Search code examples
rif-statementcalculated-columnscorpus

R: How to copy a column such that if the original was "TRUE" in row x, the copy will be "TRUE" in rows x-250 through to x+250?


I hope this question is posed clearly! I have looked at many guides on loops and if_else clauses etc. but have not managed to figure this out.

I am trying to find passages in a large set of txt files where a number (say, 5) of keywords occur. Example keywords are "motion" and "cause". My data is tidy (the txt files have been split so that there is one word per row) and using regular expressions I have added columns (one for each keyword) that say "TRUE" if the row contains the keyword, and are false otherwise. Now in order to find passages of interest, I want to make a copy of each column that says "TRUE" in the same rows, but also in the 250 rows above and below those rows. So for example I want to copy the column that says "TRUE" when the row contains the word "motion", such that in the new column the 500 words surrounding the word "motion" are also "TRUE" (i.e. the 250 rows above and below the one where the word is). The idea is that I can then easily check whether there are any rows where all of the copied columns are true, indicating that there is a 500-word passage where all my keywords occur.

I have tried learning about and using loops in various ways to make these copied columns, but I have not had any success so far. This how my latest attempt looks, but it seems to have just designated the same rows as "TRUE" 250 times, rather than making the next 250 rows "TRUE". (It also gave the error message "Problem with 'mutate()' input 'copied_column'. subscript out of bounds i input 'copied_column' is 'case_when(...)'.")

n <-1
corpus <- corpus #>#
    mutate(copied_column = case_when(
      str_detect(original_column, "TRUE") ~ (repeat{
        n <- n+1
        str_detect(orginal_column, "FALSE")
        if (n == 250) {
          break
        }
       })
    ))

If anyone has any suggestion they would be most welcome. If you know any functions that I probably should be using or if you know how to properly use the ones in the above example, that would really help me out a lot.


Solution

  • Maybe the function below can solve the problem. Tested with fake data.

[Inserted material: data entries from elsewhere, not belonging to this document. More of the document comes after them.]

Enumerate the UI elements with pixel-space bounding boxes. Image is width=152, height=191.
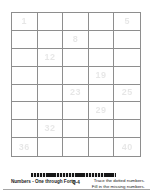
grid-cell-r4c3[interactable] [63, 67, 89, 85]
grid-cell-r5c4[interactable] [89, 85, 115, 103]
traced-number: 23 [70, 88, 81, 97]
grid-cell-r4c1[interactable] [12, 67, 38, 85]
grid-cell-r7c2[interactable]: 32 [38, 120, 64, 138]
traced-number: 8 [73, 35, 79, 44]
grid-cell-r4c5[interactable] [114, 67, 140, 85]
worksheet-page: 1581219232529323640 Numbers - One throug… [0, 0, 152, 191]
grid-cell-r6c1[interactable] [12, 102, 38, 120]
grid-cell-r4c4[interactable]: 19 [89, 67, 115, 85]
grid-cell-r4c2[interactable] [38, 67, 64, 85]
grid-cell-r3c4[interactable] [89, 49, 115, 67]
grid-cell-r1c4[interactable] [89, 13, 115, 31]
grid-cell-r8c3[interactable] [63, 138, 89, 156]
grid-cell-r7c4[interactable] [89, 120, 115, 138]
grid-cell-r2c5[interactable] [114, 31, 140, 49]
grid-cell-r5c2[interactable] [38, 85, 64, 103]
grid-cell-r2c4[interactable] [89, 31, 115, 49]
grid-cell-r5c3[interactable]: 23 [63, 85, 89, 103]
grid-cell-r7c3[interactable] [63, 120, 89, 138]
traced-number: 19 [96, 71, 107, 80]
grid-cell-r3c5[interactable] [114, 49, 140, 67]
worksheet-title: Numbers - One through Forty [11, 179, 75, 184]
grid-cell-r6c3[interactable] [63, 102, 89, 120]
grid-cell-r5c5[interactable]: 25 [114, 85, 140, 103]
traced-number: 29 [96, 106, 107, 115]
grid-cell-r6c2[interactable] [38, 102, 64, 120]
grid-cell-r3c1[interactable] [12, 49, 38, 67]
grid-cell-r6c5[interactable] [114, 102, 140, 120]
number-grid: 1581219232529323640 [11, 12, 141, 157]
grid-cell-r7c1[interactable] [12, 120, 38, 138]
grid-cell-r2c1[interactable] [12, 31, 38, 49]
grid-cell-r2c2[interactable] [38, 31, 64, 49]
grid-cell-r3c3[interactable] [63, 49, 89, 67]
grid-cell-r1c5[interactable]: 5 [114, 13, 140, 31]
grid-cell-r8c4[interactable] [89, 138, 115, 156]
traced-number: 32 [44, 124, 55, 133]
grid-cell-r1c3[interactable] [63, 13, 89, 31]
traced-number: 36 [19, 143, 30, 152]
grid-cell-r2c3[interactable]: 8 [63, 31, 89, 49]
grid-cell-r5c1[interactable] [12, 85, 38, 103]
grid-cell-r8c5[interactable]: 40 [114, 138, 140, 156]
traced-number: 25 [122, 88, 133, 97]
redacted-watermark-banner [31, 173, 116, 177]
traced-number: 5 [124, 17, 130, 26]
traced-number: 1 [22, 17, 28, 26]
footer-divider [3, 189, 150, 190]
grid-cell-r6c4[interactable]: 29 [89, 102, 115, 120]
traced-number: 12 [44, 53, 55, 62]
grid-cell-r1c1[interactable]: 1 [12, 13, 38, 31]
grid-cell-r8c1[interactable]: 36 [12, 138, 38, 156]
grid-cell-r3c2[interactable]: 12 [38, 49, 64, 67]
page-code: Q-4 [72, 180, 80, 185]
grid-cell-r1c2[interactable] [38, 13, 64, 31]
traced-number: 40 [122, 143, 133, 152]
grid-cell-r8c2[interactable] [38, 138, 64, 156]
grid-cell-r7c5[interactable] [114, 120, 140, 138]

    segmentTRUE <- function(X, y, dist){
      f <- function(y, n, d){
        from <- max(1, y - d)
        to <- min(n, y + d)
        from:to
      }
      y <- deparse(substitute(y))
      w <- which(X[[y]])
      i <- Reduce(union, mapply(f, w, MoreArgs = list(n = nrow(X), d = dist)))
      X[i, y] <- TRUE
      X[[y]]
    }
    

    Test

    Make up some data and run the function in 3 different ways, two of them in a magrittr pipe.

    x <- rep(FALSE, 5e1)
    x[c(2, 10, 35, 47)] <- TRUE
    df1 <- data.frame(words = rep(letters, length.out = 5e1), x)
    head(df1)
    d <- 5
    
    segmentTRUE(df1, x, d)
    df1 %>% segmentTRUE(x, d)
    df1 %>% mutate(x = segmentTRUE(., x, d))
    

    Edit

    With nrow(df1) == 1e4, the following function is orders of magnitude faster than the Reduce version.

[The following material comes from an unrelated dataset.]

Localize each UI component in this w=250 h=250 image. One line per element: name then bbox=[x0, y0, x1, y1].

    segmentTRUE2 <- function(X, y, dist){
      f <- function(y, n, d){
        max(1, y - d):min(n, y + d)
      }
      y <- deparse(substitute(y))
      w <- which(X[[y]])
      i <- unique(unlist(mapply(f, w, MoreArgs = list(n = nrow(X), d = dist))))
      X[i, y] <- TRUE
      X[[y]]
    }
    
    identical(segmentTRUE(df1, x, d), segmentTRUE2(df1, x, d))
    #[1] TRUE